そんな彼の婚約者という立場は、自傷癖のないネアにとっては、欠片も魅力的ではなかった。
しかしながら、非常に無力な人間からすれば、肩書きとしての安全さは一つでも多く必要だと思うのだ。
これはやはり、報酬とやらが出るのなら早々に身の回りを整えて逃亡した方がいいかもしれない。
どこかで事故死でも装えば、彼らも深追いせず、喜ぶのではないだろうか。
そう考えたネアは、控えた問題の多さに眉を顰めてしまわないように苦心しつつ、心の中で悪巧みする。
ここにいるのが無垢で幼気な少女ではなく、一人の邪悪な人間であることを、彼等は幸いにもまだ知らないのだ。
(………でも、託宣とかよくわからない不思議ツールがある以上、この世界でそんな嘘を吐いても、すぐに露見してしまうのだろうか?)

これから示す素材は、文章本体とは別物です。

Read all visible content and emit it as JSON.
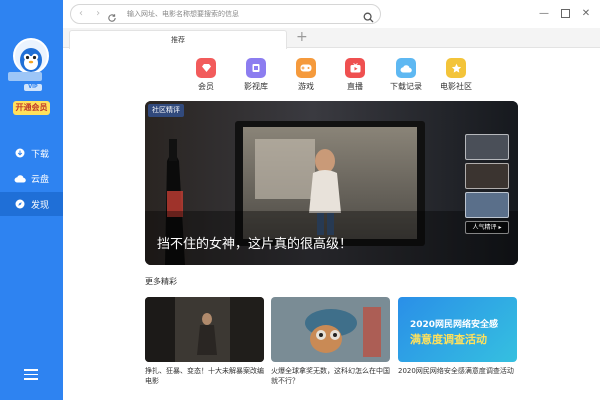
{
  "search": {
    "placeholder": "输入网址、电影名称想要搜索的信息"
  },
  "tabs": [
    {
      "label": "推荐"
    }
  ],
  "sidebar": {
    "open_vip": "开通会员",
    "vip_badge": "VIP",
    "items": [
      {
        "label": "下载",
        "icon": "download-icon"
      },
      {
        "label": "云盘",
        "icon": "cloud-icon"
      },
      {
        "label": "发现",
        "icon": "compass-icon",
        "active": true
      }
    ]
  },
  "quick_links": [
    {
      "label": "会员",
      "color": "#f25b5b",
      "icon": "diamond-icon"
    },
    {
      "label": "影视库",
      "color": "#8c7df0",
      "icon": "film-icon"
    },
    {
      "label": "游戏",
      "color": "#f59a3c",
      "icon": "gamepad-icon"
    },
    {
      "label": "直播",
      "color": "#ef5050",
      "icon": "tv-icon"
    },
    {
      "label": "下载记录",
      "color": "#5eb8f2",
      "icon": "cloud-download-icon"
    },
    {
      "label": "电影社区",
      "color": "#f3c43a",
      "icon": "star-icon"
    }
  ],
  "hero": {
    "tag": "社区精评",
    "title": "挡不住的女神，这片真的很高级！",
    "popular_label": "人气精评 ▸"
  },
  "more": {
    "title": "更多精彩",
    "cards": [
      {
        "caption": "挣扎、狂暴、变态！十大未解暴案改编电影"
      },
      {
        "caption": "火爆全球拿奖无数，这科幻怎么在中国就不行？"
      },
      {
        "caption": "2020网民网络安全感满意度调查活动",
        "banner_line1": "2020网民网络安全感",
        "banner_line2": "满意度调查活动"
      }
    ]
  },
  "colors": {
    "sidebar": "#2e83f1",
    "accent_yellow": "#ffe15c"
  }
}
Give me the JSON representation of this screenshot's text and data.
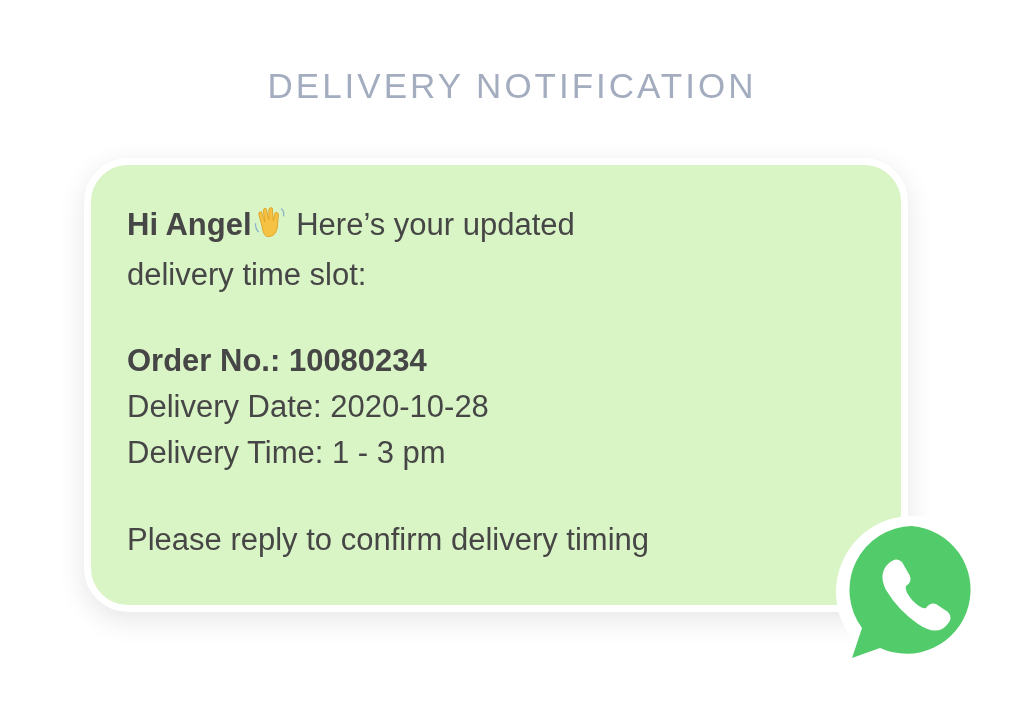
{
  "title": "DELIVERY NOTIFICATION",
  "message": {
    "greeting_name": "Hi Angel",
    "greeting_text": [
      "Here’s your updated",
      "delivery time slot:"
    ],
    "details": [
      {
        "text": "Order No.: 10080234",
        "bold": true
      },
      {
        "text": "Delivery Date: 2020-10-28",
        "bold": false
      },
      {
        "text": "Delivery Time: 1 - 3 pm",
        "bold": false
      }
    ],
    "closing": "Please reply to confirm delivery timing"
  }
}
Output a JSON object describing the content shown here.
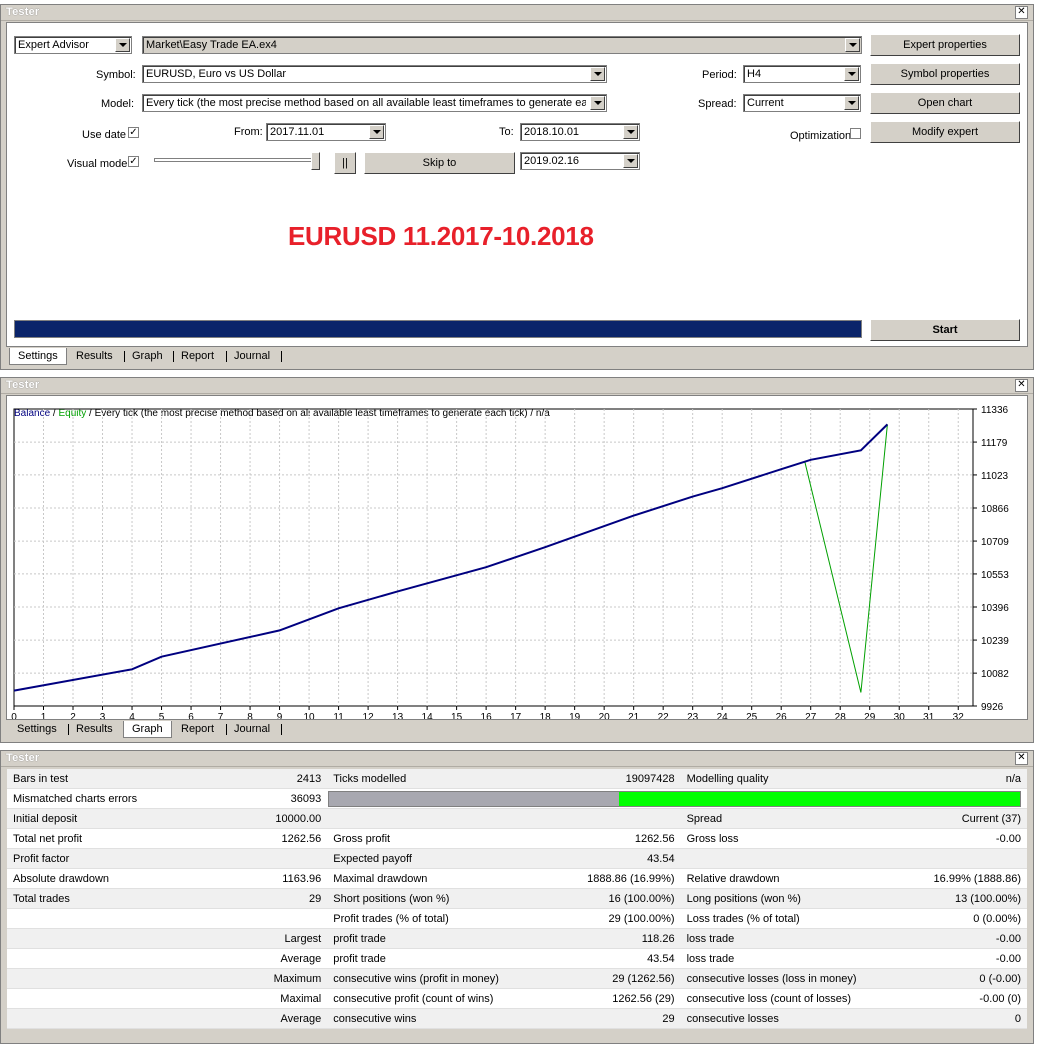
{
  "settings": {
    "title": "Tester",
    "mode_value": "Expert Advisor",
    "expert_value": "Market\\Easy Trade EA.ex4",
    "symbol_label": "Symbol:",
    "symbol_value": "EURUSD, Euro vs US Dollar",
    "model_label": "Model:",
    "model_value": "Every tick (the most precise method based on all available least timeframes to generate each tick)",
    "use_date_label": "Use date",
    "from_label": "From:",
    "from_value": "2017.11.01",
    "to_label": "To:",
    "to_value": "2018.10.01",
    "visual_mode_label": "Visual mode",
    "pause_label": "||",
    "skip_to_label": "Skip to",
    "skip_date": "2019.02.16",
    "period_label": "Period:",
    "period_value": "H4",
    "spread_label": "Spread:",
    "spread_value": "Current",
    "optimization_label": "Optimization",
    "expert_props": "Expert properties",
    "symbol_props": "Symbol properties",
    "open_chart": "Open chart",
    "modify_expert": "Modify expert",
    "start": "Start",
    "headline": "EURUSD 11.2017-10.2018",
    "headline_color": "#e8202a",
    "progress_color": "#0a246a"
  },
  "tabs": [
    "Settings",
    "Results",
    "Graph",
    "Report",
    "Journal"
  ],
  "graph": {
    "title": "Tester",
    "legend_balance": "Balance",
    "legend_sep": " / ",
    "legend_equity": "Equity",
    "legend_rest": " / Every tick (the most precise method based on all available least timeframes to generate each tick) / n/a",
    "balance_color": "#000080",
    "equity_color": "#00a000"
  },
  "chart_data": {
    "type": "line",
    "x_ticks": [
      "0",
      "1",
      "2",
      "3",
      "4",
      "5",
      "6",
      "7",
      "8",
      "9",
      "10",
      "11",
      "12",
      "13",
      "14",
      "15",
      "16",
      "17",
      "18",
      "19",
      "20",
      "21",
      "22",
      "23",
      "24",
      "25",
      "26",
      "27",
      "28",
      "29",
      "30",
      "31",
      "32"
    ],
    "y_ticks": [
      "11336",
      "11179",
      "11023",
      "10866",
      "10709",
      "10553",
      "10396",
      "10239",
      "10082",
      "9926"
    ],
    "ylim": [
      9926,
      11336
    ],
    "xlim": [
      0,
      32.5
    ],
    "series": [
      {
        "name": "Balance",
        "color": "#000080",
        "x": [
          0,
          4,
          5,
          9,
          11,
          13,
          16,
          18,
          21,
          23,
          24,
          26,
          27,
          28.7,
          29.6
        ],
        "y": [
          9999,
          10100,
          10160,
          10285,
          10390,
          10470,
          10585,
          10680,
          10830,
          10920,
          10960,
          11050,
          11095,
          11140,
          11263
        ]
      },
      {
        "name": "Equity",
        "color": "#00a000",
        "x": [
          0,
          4,
          5,
          9,
          11,
          13,
          16,
          18,
          21,
          23,
          24,
          26,
          26.8,
          28.7,
          29.6
        ],
        "y": [
          9999,
          10100,
          10160,
          10285,
          10390,
          10470,
          10585,
          10680,
          10830,
          10920,
          10960,
          11050,
          11086,
          9990,
          11263
        ]
      }
    ]
  },
  "report": {
    "title": "Tester",
    "rows": [
      [
        "Bars in test",
        "2413",
        "Ticks modelled",
        "19097428",
        "Modelling quality",
        "n/a"
      ],
      [
        "Mismatched charts errors",
        "36093",
        "",
        "",
        "",
        ""
      ],
      [
        "Initial deposit",
        "10000.00",
        "",
        "",
        "Spread",
        "Current (37)"
      ],
      [
        "Total net profit",
        "1262.56",
        "Gross profit",
        "1262.56",
        "Gross loss",
        "-0.00"
      ],
      [
        "Profit factor",
        "",
        "Expected payoff",
        "43.54",
        "",
        ""
      ],
      [
        "Absolute drawdown",
        "1163.96",
        "Maximal drawdown",
        "1888.86 (16.99%)",
        "Relative drawdown",
        "16.99% (1888.86)"
      ],
      [
        "Total trades",
        "29",
        "Short positions (won %)",
        "16 (100.00%)",
        "Long positions (won %)",
        "13 (100.00%)"
      ],
      [
        "",
        "",
        "Profit trades (% of total)",
        "29 (100.00%)",
        "Loss trades (% of total)",
        "0 (0.00%)"
      ],
      [
        "",
        "Largest",
        "profit trade",
        "118.26",
        "loss trade",
        "-0.00"
      ],
      [
        "",
        "Average",
        "profit trade",
        "43.54",
        "loss trade",
        "-0.00"
      ],
      [
        "",
        "Maximum",
        "consecutive wins (profit in money)",
        "29 (1262.56)",
        "consecutive losses (loss in money)",
        "0 (-0.00)"
      ],
      [
        "",
        "Maximal",
        "consecutive profit (count of wins)",
        "1262.56 (29)",
        "consecutive loss (count of losses)",
        "-0.00 (0)"
      ],
      [
        "",
        "Average",
        "consecutive wins",
        "29",
        "consecutive losses",
        "0"
      ]
    ],
    "quality_gray_color": "#a8a8b0",
    "quality_green_color": "#00ff00",
    "quality_green_fraction": 0.58
  }
}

「お前が呼ぶ魔物の選別は、こちらでも手伝うから安心おし。この国にも、ある程度の伝手はある。他の歌乞いが懇意にする魔物を付けるということも出来るからね」
けれど、そう慰められた途端に心が決まった。
(………このままでは、唯一の味方を得る機会が閉ざされてしまう)
自分に優しくない人達の、その手の内の魔物を当てがわれるのだけは、避けるべきだ。
これが多分、ネアのこれからの命運を分けるべき重要な分岐になるのだろう。
(まずはここで、死ぬ気で踏ん張らなきゃ、………だ)
理不尽な成り行きに涙目になりそうになりながら、頼りない覚悟をしたその日。
確かにその選択は、ネアの運命を大きく変えたのだった。